Avec 40 % d’électeurs d’extrême-droite parmi mes concitoyens, ce n’est plus la même histoire. Ma détestation du zemmouro-hanouno-bollorisme est devenue épidermique. Et, j’ai commencé à m’énerver sur notre grande nation, si prompte à discourir sur les valeurs de la République mais trop défiante vis-à-vis d’elle-même pour les traduire en actes.

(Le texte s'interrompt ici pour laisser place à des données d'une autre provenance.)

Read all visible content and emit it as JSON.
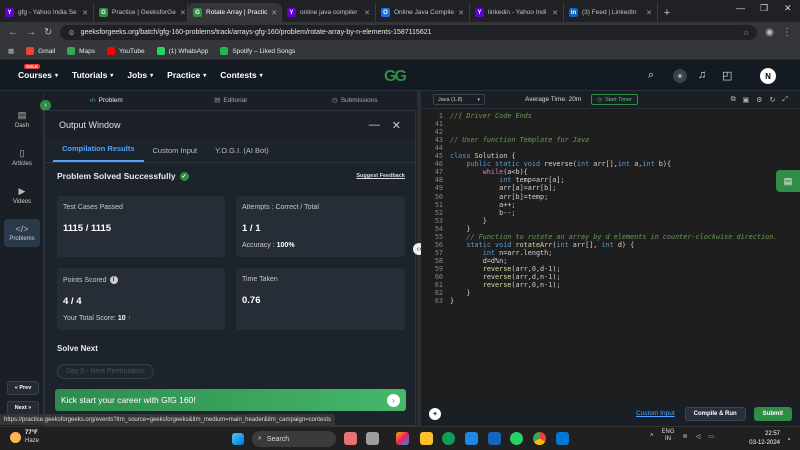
{
  "browser": {
    "tabs": [
      {
        "title": "gfg - Yahoo India Se",
        "fav": "Y",
        "color": "#6001d2",
        "active": false
      },
      {
        "title": "Practice | GeeksforGe",
        "fav": "G",
        "color": "#2f8d46",
        "active": false
      },
      {
        "title": "Rotate Array | Practic",
        "fav": "G",
        "color": "#2f8d46",
        "active": true
      },
      {
        "title": "online java compiler",
        "fav": "Y",
        "color": "#6001d2",
        "active": false
      },
      {
        "title": "Online Java Compile",
        "fav": "O",
        "color": "#1a73e8",
        "active": false
      },
      {
        "title": "linkedin - Yahoo Indi",
        "fav": "Y",
        "color": "#6001d2",
        "active": false
      },
      {
        "title": "(3) Feed | LinkedIn",
        "fav": "in",
        "color": "#0a66c2",
        "active": false
      }
    ],
    "url": "geeksforgeeks.org/batch/gfg-160-problems/track/arrays-gfg-160/problem/rotate-array-by-n-elements-1587115621",
    "bookmarks": [
      {
        "label": "Gmail",
        "color": "#ea4335"
      },
      {
        "label": "Maps",
        "color": "#34a853"
      },
      {
        "label": "YouTube",
        "color": "#ff0000"
      },
      {
        "label": "(1) WhatsApp",
        "color": "#25d366"
      },
      {
        "label": "Spotify – Liked Songs",
        "color": "#1db954"
      }
    ]
  },
  "header": {
    "menus": [
      "Courses",
      "Tutorials",
      "Jobs",
      "Practice",
      "Contests"
    ],
    "sale_badge": "SALE",
    "logo": "GG",
    "avatar_initial": "N"
  },
  "leftnav": {
    "items": [
      {
        "label": "Dash",
        "icon": "▤"
      },
      {
        "label": "Articles",
        "icon": "▯"
      },
      {
        "label": "Videos",
        "icon": "▶"
      },
      {
        "label": "Problems",
        "icon": "</>"
      }
    ],
    "prev": "« Prev",
    "next": "Next »"
  },
  "problem_tabs": [
    "Problem",
    "Editorial",
    "Submissions"
  ],
  "output": {
    "title": "Output Window",
    "tabs": [
      "Compilation Results",
      "Custom Input",
      "Y.O.G.I. (AI Bot)"
    ],
    "status": "Problem Solved Successfully",
    "feedback": "Suggest Feedback",
    "test_cases_label": "Test Cases Passed",
    "test_cases_value": "1115 / 1115",
    "attempts_label": "Attempts : Correct / Total",
    "attempts_value": "1 / 1",
    "accuracy_label": "Accuracy :",
    "accuracy_value": "100%",
    "points_label": "Points Scored",
    "points_value": "4 / 4",
    "total_score_label": "Your Total Score:",
    "total_score_value": "10",
    "time_label": "Time Taken",
    "time_value": "0.76",
    "solve_next": "Solve Next",
    "next_problem": "Day 5 - Next Permutation",
    "banner": "Kick start your career with GfG 160!"
  },
  "editor": {
    "language": "Java (1.8)",
    "avg_time": "Average Time: 20m",
    "start_timer": "Start Timer",
    "lines": [
      {
        "n": "1",
        "html": "<span class='cm'>//{ Driver Code Ends</span>"
      },
      {
        "n": "41",
        "html": ""
      },
      {
        "n": "42",
        "html": ""
      },
      {
        "n": "43",
        "html": "<span class='cm'>// User function Template for Java</span>"
      },
      {
        "n": "44",
        "html": ""
      },
      {
        "n": "45",
        "html": "<span class='ty'>class</span> Solution {"
      },
      {
        "n": "46",
        "html": "    <span class='ty'>public static void</span> <span class='fn'>reverse</span>(<span class='ty'>int</span> arr[],<span class='ty'>int</span> a,<span class='ty'>int</span> b){"
      },
      {
        "n": "47",
        "html": "        <span class='kw'>while</span>(a&lt;b){"
      },
      {
        "n": "48",
        "html": "            <span class='ty'>int</span> temp=arr[a];"
      },
      {
        "n": "49",
        "html": "            arr[a]=arr[b];"
      },
      {
        "n": "50",
        "html": "            arr[b]=temp;"
      },
      {
        "n": "51",
        "html": "            a++;"
      },
      {
        "n": "52",
        "html": "            b--;"
      },
      {
        "n": "53",
        "html": "        }"
      },
      {
        "n": "54",
        "html": "    }"
      },
      {
        "n": "55",
        "html": "    <span class='cm'>// Function to rotate an array by d elements in counter-clockwise direction.</span>"
      },
      {
        "n": "56",
        "html": "    <span class='ty'>static void</span> <span class='fn'>rotateArr</span>(<span class='ty'>int</span> arr[], <span class='ty'>int</span> d) {"
      },
      {
        "n": "57",
        "html": "        <span class='ty'>int</span> n=arr.length;"
      },
      {
        "n": "58",
        "html": "        d=d%n;"
      },
      {
        "n": "59",
        "html": "        <span class='fn'>reverse</span>(arr,<span class='nu'>0</span>,d-<span class='nu'>1</span>);"
      },
      {
        "n": "60",
        "html": "        <span class='fn'>reverse</span>(arr,d,n-<span class='nu'>1</span>);"
      },
      {
        "n": "61",
        "html": "        <span class='fn'>reverse</span>(arr,<span class='nu'>0</span>,n-<span class='nu'>1</span>);"
      },
      {
        "n": "62",
        "html": "    }"
      },
      {
        "n": "63",
        "html": "}"
      }
    ],
    "custom_input": "Custom Input",
    "compile": "Compile & Run",
    "submit": "Submit"
  },
  "status_url": "https://practice.geeksforgeeks.org/events?itm_source=geeksforgeeks&itm_medium=main_header&itm_campaign=contests",
  "taskbar": {
    "temp": "77°F",
    "weather": "Haze",
    "search": "Search",
    "lang": "ENG",
    "region": "IN",
    "time": "22:57",
    "date": "03-12-2024"
  }
}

Sur ces entrefaites, je suis parti le 4 juillet en Suède, trois jours avant le second tour. Ce choix – justifié à l’origine par un besoin de grands espaces – s’avérait judicieux pour un éventuel exil. Si Camus, citant son père, écrivait qu’« un homme, ça s’empêche », le Suédois est assurément humain. Boire une petite bière tout en prenant le volant : détour assuré par la case prison. Aménager des ronds-points tous les kilomètres au lieu de s’occuper des pauvres et des orphelins : il n’en est pas question. Tous les Suédois semblent égaux, raisonnablement solidaires. Et, en plus, ils ont bon goût.

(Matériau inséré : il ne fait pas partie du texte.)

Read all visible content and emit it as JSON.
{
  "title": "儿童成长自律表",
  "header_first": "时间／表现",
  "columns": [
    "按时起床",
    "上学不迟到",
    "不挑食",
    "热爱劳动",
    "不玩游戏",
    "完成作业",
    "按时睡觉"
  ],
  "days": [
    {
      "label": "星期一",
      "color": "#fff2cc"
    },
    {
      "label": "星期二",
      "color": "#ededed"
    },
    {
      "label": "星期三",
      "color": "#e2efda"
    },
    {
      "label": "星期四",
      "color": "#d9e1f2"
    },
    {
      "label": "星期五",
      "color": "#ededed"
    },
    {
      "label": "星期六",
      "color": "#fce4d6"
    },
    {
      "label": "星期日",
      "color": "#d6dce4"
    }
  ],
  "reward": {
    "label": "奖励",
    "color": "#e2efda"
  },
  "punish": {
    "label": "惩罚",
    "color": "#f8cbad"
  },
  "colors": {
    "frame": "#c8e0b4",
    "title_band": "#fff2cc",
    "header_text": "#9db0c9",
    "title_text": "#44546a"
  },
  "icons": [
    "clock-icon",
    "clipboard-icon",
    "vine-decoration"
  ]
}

A force de m’entendre maugréer contre nos hypocrisies collectives, mon fils aîné a commencé à s’inquiéter : allions-nous vraiment rentrer en France ? Une rencontre avec une expatriée française m’a remis les idées en place. Alors que je faisais part des regards noirs que je m’attirais dans les cafés quand j’avais le malheur de hausser le ton avec ma progéniture, celle-ci me faisait remarquer que les petits Suédois, contrairement aux pays latins, sont très peu présents dans les espaces publics. Et, pour cause, subissant une éducation plus laxiste que réellement « positive », ils seraient parfaitement ingérables à moins d’être collés à leur écran.

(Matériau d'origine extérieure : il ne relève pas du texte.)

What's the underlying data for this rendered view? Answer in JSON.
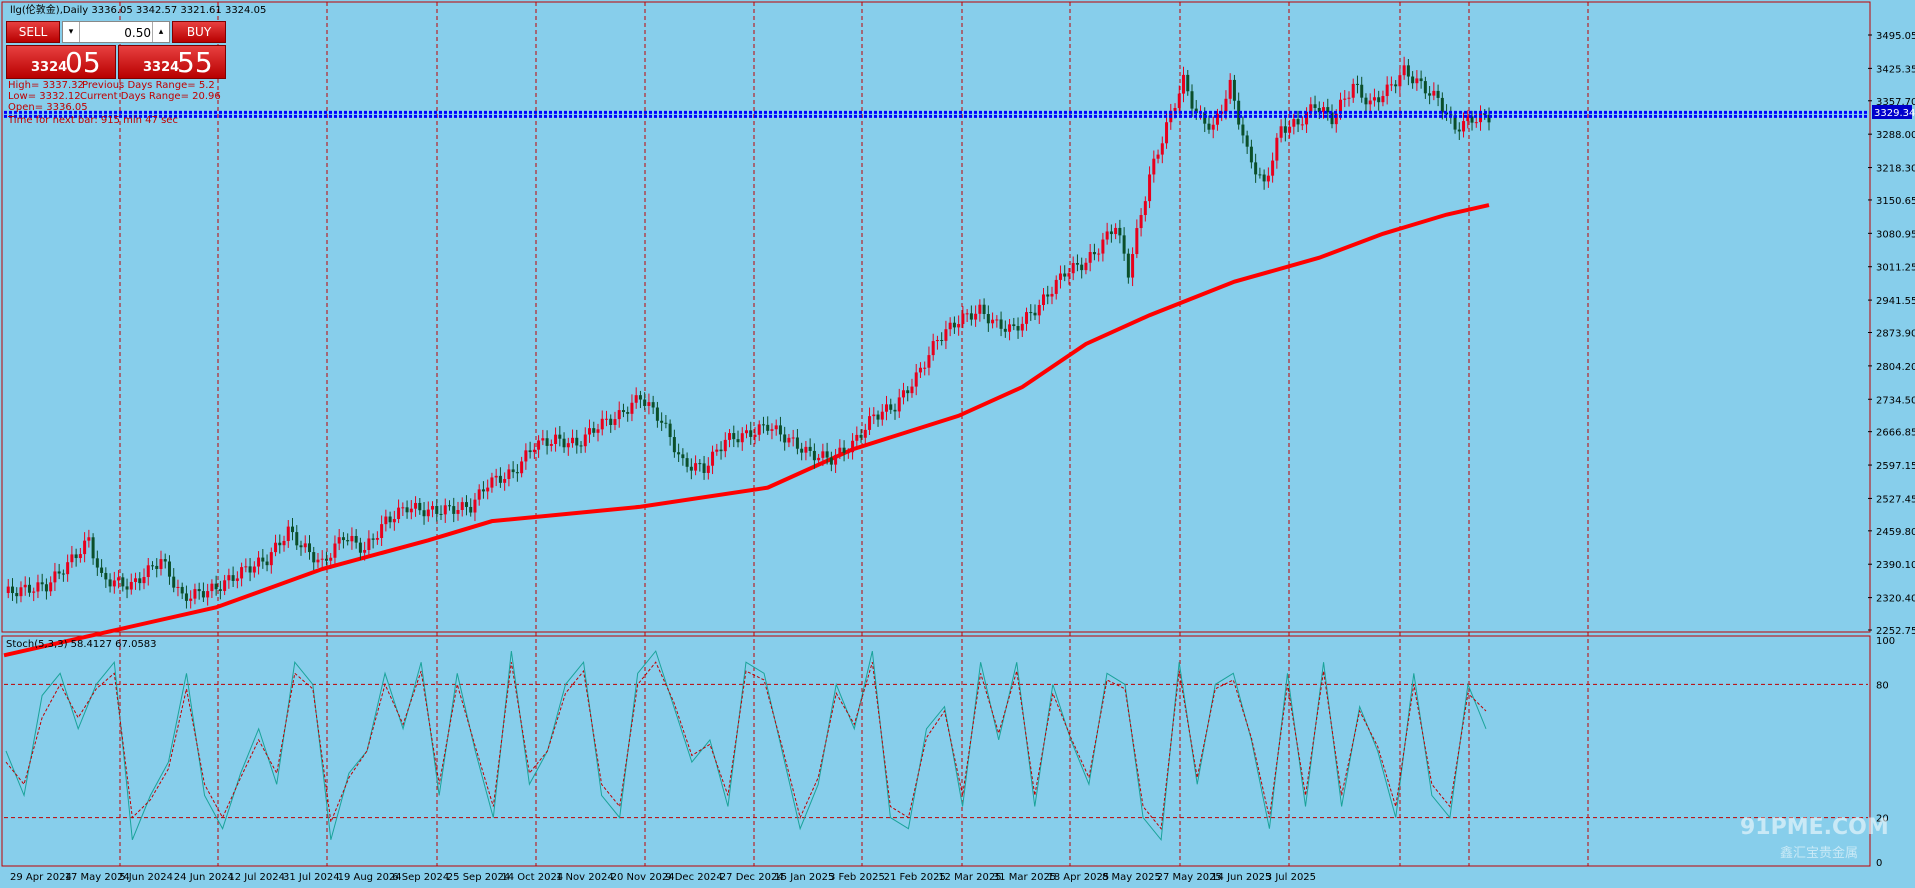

Dans ce pays tout numérique, où il est impossible de vivre au quotidien sans smartphone, 82 % des enfants de 9 ans ont un portable et 25 % des ados dorment avec (quand ils parviennent à dormir), notait récemment la correspondante du Monde, Anne-Françoise Hivert, dans un article terrifiant. D’un point de vue français, évidemment.